Finalement, La Chine est bien consciente que Moscou et Kiev adhèrent désormais au l’idée de donner une chance à la guerre, c’est-à-dire qu’elles s’attendent à atteindre leurs objectifs sur le champ de bataille. Les experts du parti communiste chinois, sont convaincus, même s’ils l’expriment à demi-mots, que la guerre aux portes de Moscou, n’est qu’un prélude d’une autre en au Pacifique ou en mer de Chine.
A l’instar de Macron et de von der Leyen, la visite de Lula da Silva n’a conduit à aucune percée en direction de l’Ukraine telle que souhaitaient les deux hôtes européens qui l’ont précédé à la table de Xi jinping. Pendant tout son séjours de 4 jours, le président Lula n’a d’ailleurs, évoqué le conflit en Ukraine qu’une seule fois, et seulement lorsqu’un journaliste l’avait interrogé sur la question. Ainsi était sa réponse : « Les États–Unis devraient cesser de soutenir la guerre et commencer à parler de paix. L’Union européenne devrait commencer à parler de paix ». a-t-il souligné
Il faut dire que les deux dirigeants chinois et brésilien et d’une manière presque théâtrale, n’ont pas été très insistants sur la question, à part des déclarations appelant la nécessité de négocier. Un appel que Moscou ne cessait de clamer, d’ailleurs. Côté chinois, la seule chose rapportée par la chaîne de télévision officielle CCTV, était un communiqué du ministère chinois des Affaires étrangères qui ne mentionne pas du tout l’Ukraine, mais parle plutôt de la « croissance phénoménale des relations bilatérales » entre les deux puissances, qui sont « les deux plus grands marchés émergents des hémisphères oriental et occidental ». Le Brésil et La Chine veulent coûte que coûte, démontrer qu’ils pouvaient résoudre leurs problèmes sans la participation de l’Europe et encore moins des États-Unis, a affirmé à ce propos le directeur du Centre Carnegie de Berlin pour les études russes et eurasiennes Alexander Gabuev
Dilma Rousseff, Dame de pique pour les instituions financières mondialistes
Dilma Rousseff
En 2000, elle est devenue l’un des principaux ministres du président Lula. Elle a ensuite été élue première femme présidente du Brésil et a remporté des réélections (2010 et 2014). Aujourd’hui, elle retourne à la politique pour diriger l’une des institutions les plus prometteuses du Sud : la BRICS New Development Bank (NDB) à Shanghai, en Chine.

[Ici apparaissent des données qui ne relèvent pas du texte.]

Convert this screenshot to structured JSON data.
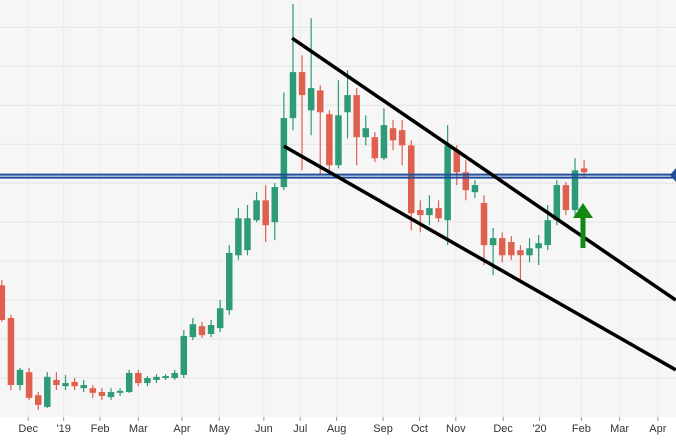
{
  "chart_data": {
    "type": "candlestick",
    "open": [
      33.8,
      25.4,
      8.2,
      11.5,
      5.6,
      2.6,
      9.5,
      7.9,
      9.0,
      7.4,
      7.4,
      6.4,
      5.1,
      6.2,
      6.4,
      11.3,
      8.7,
      9.5,
      10,
      10,
      10.8,
      20.5,
      23.3,
      21.3,
      22.8,
      27.4,
      41.5,
      42.8,
      50.5,
      55.6,
      50,
      59,
      76.7,
      88.5,
      78.7,
      83.8,
      77.7,
      64.6,
      78.2,
      82.6,
      71.8,
      71.8,
      66.4,
      74.1,
      73.6,
      69.7,
      53.1,
      51.8,
      53.6,
      50.5,
      68.5,
      62.8,
      57.7,
      54.9,
      44.1,
      45.9,
      44.9,
      42.8,
      41.5,
      43.3,
      44.1,
      50.5,
      59.5,
      53.1,
      63.8
    ],
    "high": [
      35.1,
      26.2,
      12.6,
      12.6,
      6.4,
      11.5,
      11.5,
      10.8,
      10,
      9.5,
      8.2,
      7.4,
      7.4,
      7.4,
      12.1,
      12.1,
      10.5,
      11,
      11,
      12.1,
      22.3,
      25.4,
      24.4,
      24.9,
      30,
      44.1,
      53.6,
      54.4,
      57.7,
      59.5,
      60,
      83.3,
      106,
      92.8,
      102.3,
      85.1,
      78.7,
      86.4,
      89,
      84.4,
      77.4,
      73.1,
      79.2,
      76.2,
      76.2,
      71,
      55.6,
      56.9,
      55.6,
      74.9,
      69.7,
      65.9,
      60.8,
      56.9,
      48.5,
      47.4,
      46.4,
      44.1,
      45.9,
      46.7,
      54.4,
      60.8,
      60.3,
      66.4,
      65.9
    ],
    "low": [
      24.4,
      6.9,
      6.9,
      4.4,
      1.8,
      2.3,
      6.9,
      6.9,
      6.9,
      6.4,
      4.9,
      4.4,
      4.4,
      5.4,
      6.2,
      7.9,
      7.9,
      8.7,
      9.5,
      9.5,
      10,
      19.7,
      20.3,
      20.5,
      21.8,
      26.2,
      40.3,
      41.5,
      50,
      44.9,
      45.4,
      58.2,
      73.6,
      63.3,
      72.3,
      62.1,
      63.3,
      63.8,
      71.5,
      64.6,
      69.7,
      65.4,
      65.9,
      68.5,
      64.6,
      47.9,
      47.4,
      49.2,
      50,
      44.1,
      59.5,
      55.6,
      56.2,
      39,
      36.4,
      39.7,
      40.3,
      35.1,
      39.7,
      39,
      42.8,
      49.2,
      51.8,
      51.8,
      61.3
    ],
    "close": [
      24.9,
      8.2,
      12.1,
      4.9,
      3.1,
      10.3,
      8.2,
      8.7,
      7.9,
      8.2,
      6.2,
      5.4,
      6.4,
      6.7,
      11.3,
      8.7,
      10,
      10.3,
      10.5,
      11.3,
      20.8,
      23.8,
      21,
      23.6,
      27.9,
      42.1,
      51,
      51,
      55.6,
      49.2,
      59,
      76.7,
      88.5,
      82.6,
      84.4,
      78.2,
      64.6,
      77.4,
      82.6,
      71.8,
      74.1,
      66.4,
      74.9,
      71,
      69.7,
      52.3,
      51.8,
      53.6,
      51,
      69.7,
      62.8,
      58.2,
      59.5,
      44.1,
      45.9,
      41.5,
      41.5,
      41.5,
      43.3,
      44.6,
      50.5,
      59.5,
      53.1,
      63.3,
      62.8
    ],
    "up_color": "#2e9a78",
    "down_color": "#e0604f",
    "xlim": [
      -0.2,
      74.1
    ],
    "xticks": [
      {
        "value": 2.9,
        "label": "Dec"
      },
      {
        "value": 6.8,
        "label": "'19"
      },
      {
        "value": 10.8,
        "label": "Feb"
      },
      {
        "value": 15.0,
        "label": "Mar"
      },
      {
        "value": 19.8,
        "label": "Apr"
      },
      {
        "value": 23.9,
        "label": "May"
      },
      {
        "value": 28.8,
        "label": "Jun"
      },
      {
        "value": 32.8,
        "label": "Jul"
      },
      {
        "value": 36.8,
        "label": "Aug"
      },
      {
        "value": 41.9,
        "label": "Sep"
      },
      {
        "value": 45.9,
        "label": "Oct"
      },
      {
        "value": 49.9,
        "label": "Nov"
      },
      {
        "value": 55.1,
        "label": "Dec"
      },
      {
        "value": 59.1,
        "label": "'20"
      },
      {
        "value": 63.7,
        "label": "Feb"
      },
      {
        "value": 67.9,
        "label": "Mar"
      },
      {
        "value": 72.1,
        "label": "Apr"
      }
    ],
    "ylim": [
      0,
      107
    ],
    "yticks": [
      10,
      20,
      30,
      40,
      50,
      60,
      70,
      80,
      90,
      100
    ],
    "grid": true,
    "reference_lines": [
      {
        "value": 61.8,
        "color": "#1f4e9c"
      }
    ],
    "trendlines": [
      {
        "x": [
          31.9,
          74.07
        ],
        "y": [
          97.2,
          30
        ],
        "color": "#000000"
      },
      {
        "x": [
          31.0,
          74.07
        ],
        "y": [
          69.5,
          12.1
        ],
        "color": "#000000"
      }
    ]
  }
}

Lula a déjà voyagé aux États-Unis et en Argentine où il a scellé l’accord pour un nouveau model d’intégration économique visant à renforcer la souveraineté énergétique et économique dans le cadre de Union des Nations Sud-Américaine (UNASUR).

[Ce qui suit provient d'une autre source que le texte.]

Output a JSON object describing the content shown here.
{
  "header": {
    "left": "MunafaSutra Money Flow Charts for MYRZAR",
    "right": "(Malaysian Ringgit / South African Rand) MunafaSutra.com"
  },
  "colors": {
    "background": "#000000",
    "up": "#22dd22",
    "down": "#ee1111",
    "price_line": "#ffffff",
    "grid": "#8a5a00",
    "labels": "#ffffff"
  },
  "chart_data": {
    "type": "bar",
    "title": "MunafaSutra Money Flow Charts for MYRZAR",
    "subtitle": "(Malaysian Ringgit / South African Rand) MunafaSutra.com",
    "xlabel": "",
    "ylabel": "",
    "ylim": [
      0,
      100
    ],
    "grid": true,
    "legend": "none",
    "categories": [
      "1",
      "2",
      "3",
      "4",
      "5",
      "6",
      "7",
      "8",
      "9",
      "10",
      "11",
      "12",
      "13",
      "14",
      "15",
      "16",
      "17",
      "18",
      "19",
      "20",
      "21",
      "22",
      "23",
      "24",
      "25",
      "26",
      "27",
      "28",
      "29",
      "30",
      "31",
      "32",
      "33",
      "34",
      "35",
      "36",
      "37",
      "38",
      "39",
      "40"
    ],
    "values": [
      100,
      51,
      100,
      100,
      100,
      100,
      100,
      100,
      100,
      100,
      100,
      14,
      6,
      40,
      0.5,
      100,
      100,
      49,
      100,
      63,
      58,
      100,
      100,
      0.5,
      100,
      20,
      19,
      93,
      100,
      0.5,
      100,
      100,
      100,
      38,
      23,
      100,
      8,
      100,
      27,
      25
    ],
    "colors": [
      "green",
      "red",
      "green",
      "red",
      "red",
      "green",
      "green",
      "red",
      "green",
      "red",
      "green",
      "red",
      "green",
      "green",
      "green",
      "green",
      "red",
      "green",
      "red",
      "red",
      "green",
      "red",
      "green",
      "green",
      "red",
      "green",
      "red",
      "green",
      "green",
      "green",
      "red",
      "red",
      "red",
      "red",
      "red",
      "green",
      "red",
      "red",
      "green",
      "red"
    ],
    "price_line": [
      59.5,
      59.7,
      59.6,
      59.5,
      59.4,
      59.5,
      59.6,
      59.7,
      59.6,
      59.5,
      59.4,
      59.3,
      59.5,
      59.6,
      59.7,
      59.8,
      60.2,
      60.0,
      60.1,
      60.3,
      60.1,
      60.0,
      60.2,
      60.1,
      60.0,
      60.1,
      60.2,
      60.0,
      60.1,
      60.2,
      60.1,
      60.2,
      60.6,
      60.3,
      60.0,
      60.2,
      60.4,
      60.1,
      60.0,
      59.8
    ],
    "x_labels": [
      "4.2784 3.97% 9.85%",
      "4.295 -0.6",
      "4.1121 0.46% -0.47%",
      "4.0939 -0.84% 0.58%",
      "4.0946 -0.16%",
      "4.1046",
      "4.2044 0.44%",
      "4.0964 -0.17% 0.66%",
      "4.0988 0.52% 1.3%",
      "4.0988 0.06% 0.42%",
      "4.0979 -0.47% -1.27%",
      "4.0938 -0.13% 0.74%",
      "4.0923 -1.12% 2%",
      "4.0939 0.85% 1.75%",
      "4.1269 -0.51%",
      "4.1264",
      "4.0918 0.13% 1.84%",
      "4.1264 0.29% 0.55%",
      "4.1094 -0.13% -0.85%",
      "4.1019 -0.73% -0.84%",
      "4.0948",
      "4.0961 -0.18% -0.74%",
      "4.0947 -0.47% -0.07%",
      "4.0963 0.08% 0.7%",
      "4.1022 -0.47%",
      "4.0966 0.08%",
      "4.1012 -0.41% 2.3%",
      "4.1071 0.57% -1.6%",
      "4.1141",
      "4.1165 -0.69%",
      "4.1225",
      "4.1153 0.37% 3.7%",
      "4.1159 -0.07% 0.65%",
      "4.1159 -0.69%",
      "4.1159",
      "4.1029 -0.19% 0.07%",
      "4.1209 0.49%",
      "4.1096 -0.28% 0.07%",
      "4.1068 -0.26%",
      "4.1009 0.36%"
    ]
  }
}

L’enchaînement du périple du président brésilien après avoir rencontré la présidente de la Banque de Brics puis Xi Jinping, illustre franchement un défi du monde « non occidental » au « monde occidental ».
« Qui a décidé que le dollar devait être la monnaie mondiale ? Pourquoi une banque comme la banque BRICS ne peut-elle pas avoir sa propre monnaie pour les règlements entre le Brésil et la Chine, entre le Brésil et les autres pays BRICS (…) Maintenant, les pays sont obligés de courir après le dollar pour exporter quelque chose, même s’ils pourraient exporter dans leur propre monnaie… », a déclaré Lula à Shanghai, lors de la cérémonie d’investiture du président de la New Developpent Bank, contrôlée par les BRICS, composé du Brésil, de la Russie, de l’Inde, de la Chine et de l’Afrique du Sud, et bientôt d’autre pays tels l’Arabie Saoudite, l’Algérie et l’Argentine.
Cette nouvel structure « inter-nationale », se positionne explicitement comme une alternative au Fonds monétaire international (FMI) et à la Banque « Mondiale », que Lula da Silva critique vivement.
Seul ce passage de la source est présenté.